Some current trends that Pamela indicated to me are increased concessions in buildings for starters. Boston is such an academic city, yet, because it is not receiving as many undergraduate, graduate, PHD, and MBA students, many buildings are struggling with a surplus of empty apartments. As a result, buildings have started to give concessions, such as the first three months rent free, on their apartments to incentivize renters to move in. Rents have also dropped significantly in order to attract renters in the area. “People who might have previously been on the fence in terms of buying or renting a place of their own are now jumping on board,” Pamela states. 

PHOTO-2020-11-09-11-26-52

Pamela and Monia, decided to purchase a condo in the Waterfront community in Chelsea, MA, which used to be a historically lower income neighborhood in Boston. Pamela notes that this was the first place that her and her sister saw that they could envision their lives in. Having to make an appointment for a time slot to view the condo due to COVID-19 restrictions, when Pamela and her sister left the place they immediately put in an offer. Pamela mentions that walking the neighborhood really sealed the deal in terms of convincing them to invest. They could see that a lot of investments were being made in terms of upgrading the T-station and new buildings going up that made buying the condo a good future investment, as the area becomes more appealing to others overtime. “You know a neighborhood is on the cusp of major developments when a grocery store chain begins its build or a new or upgraded T-stop is underway” Pamela notes. The easy 15 minute commute to work also didn’t hurt.

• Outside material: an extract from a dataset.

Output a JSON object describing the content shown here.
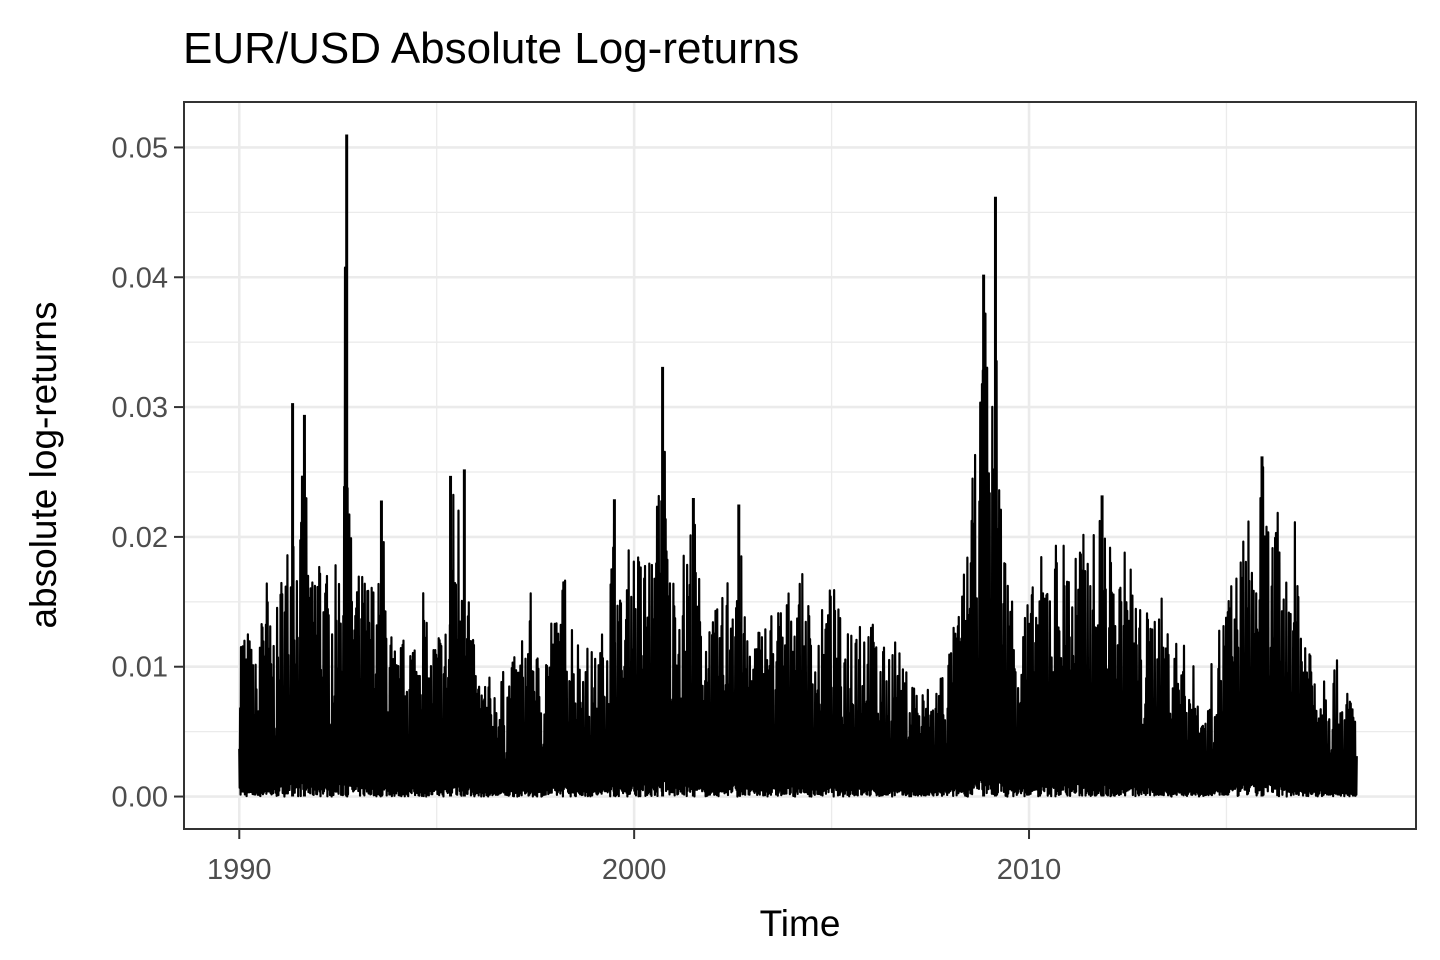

Pamela’s Advice for Future Investors

  1. Considering moving now? Do it! If you’re confident in your financial situation and have the money saved, go for it! It seems crazy and intimidating, but it’s not. There is a lot of paperwork, insurance papers, and lawyers involved, but it’s not as intimidating as you’d think.
  2. Look into federal programs offered in your city or states for first time home buyers. There may be some beneficial incentives that you can take advantage of. 
  3. Evaluate your situation with public transportation or personal car usage in terms of your needs (i.e. street parking, private parking, etc.).
  4. Make a checklist in terms of what you are looking for (number of bedrooms, hardwood floors, etc.).
  5. Talk to the neighbors if you can. Pamela and Monia ended up running into their future upstairs neighbor and spoke with him during their condo walk through, making sure to ask him about the neighborhood and to get a sense for who lived in the building.
  6. Come at night and drive around the neighborhood so you can to see all aspects of your future surroundings.
  7. Check the demographics online to get a sense of who lives there and how far it is from local amenities, etc. 
  8. Do some research on the condo board, read the condo documents, and make sure you understand all the legalities and fees associated with the purchase of your unit, who is managing it etc. 
  9. If you are in one, read your lease before you renew it and take into account where you are going to be in the future. 

*Condo (HOA) fees depend on how much it takes to take care of and maintain the building and all of the shared amenity spaces. The condo board is elected by the people of the board, takes care of the shared services such as snow removal, a common pipe bursting, etc. They also takes care of shared amenities, establish condo rules etc.